The Man Who Would Be Mayor
I recently had occasion to photograph newly elected Austin Mayor Kirk Watson. This was about a week before the coronavirus took him down for a brief period, and shortly before the second major freeze calamity in Austin in two years rolled through town. To say he stepped into a blizzard is true both literally and metaphorically.
Why would you choose to serve in public office at this point? I get it - someone has to - but what a thankless task.
At this point, being in public office means taking shit from all sides, all day, every day. Thank you social media. I always say that the great promise of the internet was that everyone would get a voice; the great tragedy of the internet is that the promise was realized.
All of which is to say, I have a measure of sympathy for Mayor Watson, and others of his ilk, even if they willingly signed-up for it. (My sympathy does not extend to ALL career politicians. Regardless of their party affiliations, the likes of Governor Greg Abbott and Senator Ted Cruz are self-evidently wretched and immoral human beings guided entirely by self-interest. They're welcome to all the dirt that gets hurled their way)

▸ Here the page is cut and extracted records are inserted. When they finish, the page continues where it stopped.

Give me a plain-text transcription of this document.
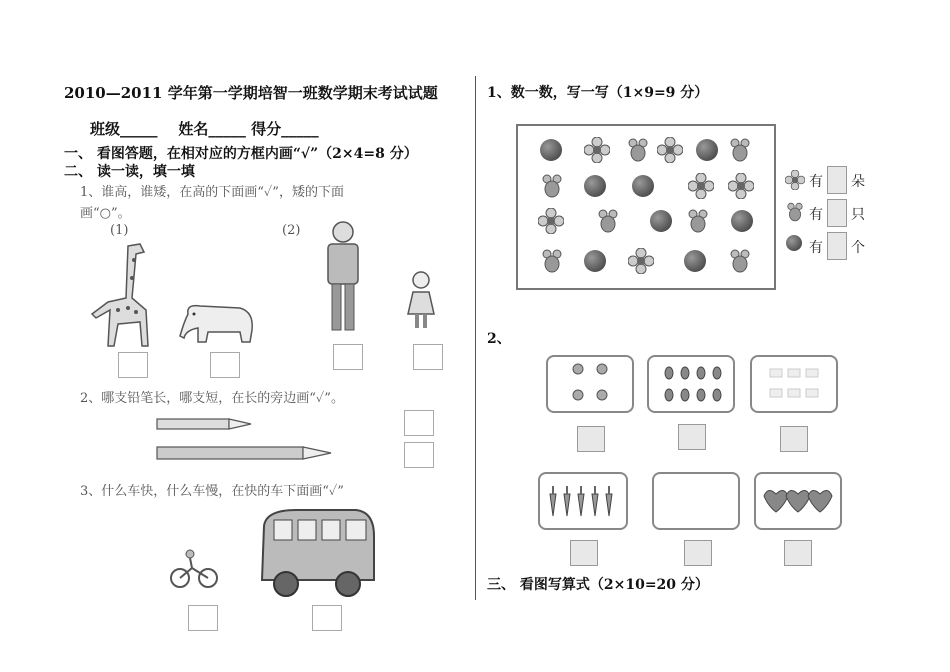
2010—2011 学年第一学期培智一班数学期末考试试题
班级_____    姓名_____ 得分_____
一、 看图答题，在相对应的方框内画“√”（2×4=8 分）
二、 读一读，填一填
1、谁高，谁矮，在高的下面画“✓”，矮的下面
画“○”。
(1)	(2)
2、哪支铅笔长，哪支短，在长的旁边画“✓”。
3、什么车快，什么车慢，在快的车下面画“✓”
1、数一数，写一写（1×9=9 分）
有 朵
有 只
有 个
2、
三、 看图写算式（2×10=20 分）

Anyway, the reason I mention this is because Mayor Watson was generous and kind throughout our photo session. He was prepared to be playful, put his trust in me that I wouldn’t make him look ridiculous while having him mug for the camera. He answered questions I put to him about the tasks now facing him and was fully present and engaged throughout (even if, as the outtake below alludes to, he’s a man with a lot of pressure and responsibility and not a lot of time).

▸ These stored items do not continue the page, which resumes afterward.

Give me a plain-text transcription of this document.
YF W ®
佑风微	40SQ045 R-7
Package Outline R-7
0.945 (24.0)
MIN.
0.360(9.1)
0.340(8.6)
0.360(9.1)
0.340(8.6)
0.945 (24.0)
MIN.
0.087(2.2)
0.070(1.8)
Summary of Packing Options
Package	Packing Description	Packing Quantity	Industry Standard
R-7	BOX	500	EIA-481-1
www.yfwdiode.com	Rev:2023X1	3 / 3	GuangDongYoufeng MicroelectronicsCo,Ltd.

It’s part of a politician’s job to put people at ease, gain their trust, but I was grateful that we were able to share moments that didn’t feel canned or false, that we had a sincere interaction.
A note about the images: they were shot for Austin Monthly. I appreciate the eye of Creative Director Sara Eugenio in selecting the image of Mayor Watson looking off to the side as the main image. It may not have been the most obvious image I submitted, but I like it because of that.
The color image was required as a secondary, horizontal image. You work with what you have in these crowded, non-descript conference rooms, and I feel our thirty minutes with the Mayor were wisely spent.